Walking along Melinda's Alley in the 1890s, Phoenix, Arizona
Time-travel with me, and let's walk along Melinda's Alley. It was an alley that ran east and west between Adams and Monroe in downtown Phoenix. If you've spent much time in downtown Phoenix you've seen it, but nowadays it really is just an alley. Let's take a walk in the 1890s.
In the photo above, you should recognize Camelback Mountain back there. We're looking northeast from the tallest building in town at the time, the Adams Hotel. That's where the Renaissance Phoenix Downtown Hotel is now, by the way. It's in the same spot, but it's not the same building. There have been three hotel buildings built on that spot, all originally named the Adams Hotel.
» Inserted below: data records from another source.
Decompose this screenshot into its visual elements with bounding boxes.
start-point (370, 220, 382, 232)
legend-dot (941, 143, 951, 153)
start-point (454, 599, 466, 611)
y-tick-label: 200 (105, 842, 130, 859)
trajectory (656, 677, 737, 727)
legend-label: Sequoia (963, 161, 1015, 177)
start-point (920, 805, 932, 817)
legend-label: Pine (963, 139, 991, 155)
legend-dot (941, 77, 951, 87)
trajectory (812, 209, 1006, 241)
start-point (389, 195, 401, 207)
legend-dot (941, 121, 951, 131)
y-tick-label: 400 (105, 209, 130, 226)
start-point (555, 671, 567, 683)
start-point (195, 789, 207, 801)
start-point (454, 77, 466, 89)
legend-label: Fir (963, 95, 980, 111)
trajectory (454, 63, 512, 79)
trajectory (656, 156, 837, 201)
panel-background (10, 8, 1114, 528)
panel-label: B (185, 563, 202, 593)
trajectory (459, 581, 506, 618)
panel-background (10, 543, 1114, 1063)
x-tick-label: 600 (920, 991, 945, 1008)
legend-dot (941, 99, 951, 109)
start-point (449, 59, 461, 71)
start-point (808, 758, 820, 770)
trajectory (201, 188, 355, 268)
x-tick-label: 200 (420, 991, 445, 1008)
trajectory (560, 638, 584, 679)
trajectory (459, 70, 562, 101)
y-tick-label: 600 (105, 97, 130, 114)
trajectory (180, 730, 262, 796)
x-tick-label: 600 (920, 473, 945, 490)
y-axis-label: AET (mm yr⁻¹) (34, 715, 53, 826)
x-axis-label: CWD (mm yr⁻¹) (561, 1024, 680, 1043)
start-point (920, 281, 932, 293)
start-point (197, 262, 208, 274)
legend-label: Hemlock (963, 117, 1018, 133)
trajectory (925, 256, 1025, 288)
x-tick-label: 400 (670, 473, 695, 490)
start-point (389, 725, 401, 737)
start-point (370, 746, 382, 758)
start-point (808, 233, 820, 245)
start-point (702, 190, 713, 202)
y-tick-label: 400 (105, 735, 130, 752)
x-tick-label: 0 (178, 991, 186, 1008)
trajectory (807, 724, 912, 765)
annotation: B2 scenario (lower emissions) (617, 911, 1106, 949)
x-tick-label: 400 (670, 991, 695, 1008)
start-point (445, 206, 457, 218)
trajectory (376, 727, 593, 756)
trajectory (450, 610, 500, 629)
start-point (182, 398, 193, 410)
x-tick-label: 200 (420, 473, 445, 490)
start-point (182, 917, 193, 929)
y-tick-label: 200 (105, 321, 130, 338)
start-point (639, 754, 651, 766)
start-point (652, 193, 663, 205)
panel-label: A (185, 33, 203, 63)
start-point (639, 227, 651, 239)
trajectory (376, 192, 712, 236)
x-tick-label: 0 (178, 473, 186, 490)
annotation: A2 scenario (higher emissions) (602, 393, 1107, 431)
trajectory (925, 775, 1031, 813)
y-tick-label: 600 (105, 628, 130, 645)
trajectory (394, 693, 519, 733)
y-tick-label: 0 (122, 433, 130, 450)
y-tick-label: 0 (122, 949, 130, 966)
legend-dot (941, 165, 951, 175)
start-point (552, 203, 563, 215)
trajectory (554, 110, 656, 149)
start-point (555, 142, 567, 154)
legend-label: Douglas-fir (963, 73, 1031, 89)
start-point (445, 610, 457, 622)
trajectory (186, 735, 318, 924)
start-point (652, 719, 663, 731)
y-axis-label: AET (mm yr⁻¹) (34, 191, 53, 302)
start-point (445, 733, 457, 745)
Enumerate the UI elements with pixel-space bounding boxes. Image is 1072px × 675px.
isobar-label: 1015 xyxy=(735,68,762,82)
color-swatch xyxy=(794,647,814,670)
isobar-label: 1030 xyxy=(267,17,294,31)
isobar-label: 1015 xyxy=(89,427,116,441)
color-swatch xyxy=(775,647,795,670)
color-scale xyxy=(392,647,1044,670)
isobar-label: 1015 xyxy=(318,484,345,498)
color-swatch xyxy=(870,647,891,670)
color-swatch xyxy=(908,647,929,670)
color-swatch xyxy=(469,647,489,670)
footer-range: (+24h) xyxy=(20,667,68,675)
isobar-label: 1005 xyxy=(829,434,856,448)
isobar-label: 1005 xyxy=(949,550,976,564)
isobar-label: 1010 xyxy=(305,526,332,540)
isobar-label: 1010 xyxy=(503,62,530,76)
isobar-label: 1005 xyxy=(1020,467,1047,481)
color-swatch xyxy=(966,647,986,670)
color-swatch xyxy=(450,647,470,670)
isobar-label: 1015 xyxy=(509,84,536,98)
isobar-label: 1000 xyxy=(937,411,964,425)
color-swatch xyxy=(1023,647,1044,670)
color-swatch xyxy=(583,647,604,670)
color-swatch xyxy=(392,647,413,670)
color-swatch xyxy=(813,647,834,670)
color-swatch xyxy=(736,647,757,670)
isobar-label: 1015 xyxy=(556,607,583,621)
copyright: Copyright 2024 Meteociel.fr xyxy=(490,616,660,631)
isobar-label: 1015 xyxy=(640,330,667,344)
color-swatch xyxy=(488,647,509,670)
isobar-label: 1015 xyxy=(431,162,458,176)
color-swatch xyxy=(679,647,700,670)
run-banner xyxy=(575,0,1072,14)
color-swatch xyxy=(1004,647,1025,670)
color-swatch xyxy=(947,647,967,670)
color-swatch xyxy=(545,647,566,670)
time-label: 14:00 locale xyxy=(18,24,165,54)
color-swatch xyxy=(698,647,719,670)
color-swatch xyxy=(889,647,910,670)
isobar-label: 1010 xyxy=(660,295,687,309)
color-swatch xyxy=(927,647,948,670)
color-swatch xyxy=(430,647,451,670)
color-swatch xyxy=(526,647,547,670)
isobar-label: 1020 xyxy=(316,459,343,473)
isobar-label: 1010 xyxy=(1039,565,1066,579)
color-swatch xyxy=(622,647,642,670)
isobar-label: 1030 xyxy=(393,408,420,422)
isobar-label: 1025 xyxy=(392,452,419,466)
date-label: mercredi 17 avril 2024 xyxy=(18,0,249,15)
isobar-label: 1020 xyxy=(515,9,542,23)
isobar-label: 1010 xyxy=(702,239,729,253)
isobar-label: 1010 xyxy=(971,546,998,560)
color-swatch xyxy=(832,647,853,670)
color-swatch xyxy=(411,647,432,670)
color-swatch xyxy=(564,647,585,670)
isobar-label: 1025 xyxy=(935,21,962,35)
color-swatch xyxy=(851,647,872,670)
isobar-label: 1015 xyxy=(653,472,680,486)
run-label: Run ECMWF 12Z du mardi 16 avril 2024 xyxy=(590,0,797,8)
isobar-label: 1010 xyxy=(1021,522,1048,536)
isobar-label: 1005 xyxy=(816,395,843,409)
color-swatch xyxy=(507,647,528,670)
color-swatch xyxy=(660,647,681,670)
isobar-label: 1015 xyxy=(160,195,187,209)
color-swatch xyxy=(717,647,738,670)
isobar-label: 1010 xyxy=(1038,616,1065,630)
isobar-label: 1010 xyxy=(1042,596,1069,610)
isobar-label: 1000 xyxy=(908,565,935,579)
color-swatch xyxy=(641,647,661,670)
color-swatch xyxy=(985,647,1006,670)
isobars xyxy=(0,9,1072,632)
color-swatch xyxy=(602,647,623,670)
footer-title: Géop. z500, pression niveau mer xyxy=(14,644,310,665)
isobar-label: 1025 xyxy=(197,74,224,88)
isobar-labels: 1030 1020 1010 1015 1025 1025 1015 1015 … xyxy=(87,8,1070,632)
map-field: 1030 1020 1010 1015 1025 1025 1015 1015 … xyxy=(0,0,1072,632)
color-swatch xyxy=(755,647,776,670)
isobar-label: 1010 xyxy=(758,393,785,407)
That's 1st Street there running past Melinda's Alley. At the time there were houses, and businesses, along Melinda's Alley. The streets of Phoenix had been laid out on such a gigantic scale that these little alleys were all over town, never officially on maps, but known by everyone. You can see references to them in ads in newspapers, in directories.
Look off into the distance, just slightly right of center. That's the old water tower, which was on Van Buren and 9th Street. Don't look for anything elaborate, it just looked like a thin black tower.
No, I have no idea where the name of the alley came from, or who Melinda might have been. Officially, it was never a Phoenix street anyway. She may have had something to do with the businesses that thrived around there at the time, which was the red light district, but I don't know. Just northeast of there was Millionaire's Row, with the big mansions on Monroe (the only one left nowadays is the Rosson House, which is on 7th Street), so Melinda's Alley must have been a little bit of an embarrassment.
Thanks for walking with me.
Image at the top of this post: Looking northeast towards Camelback Mountain past 1st Street just south of Monroe, over Melinda's Alley.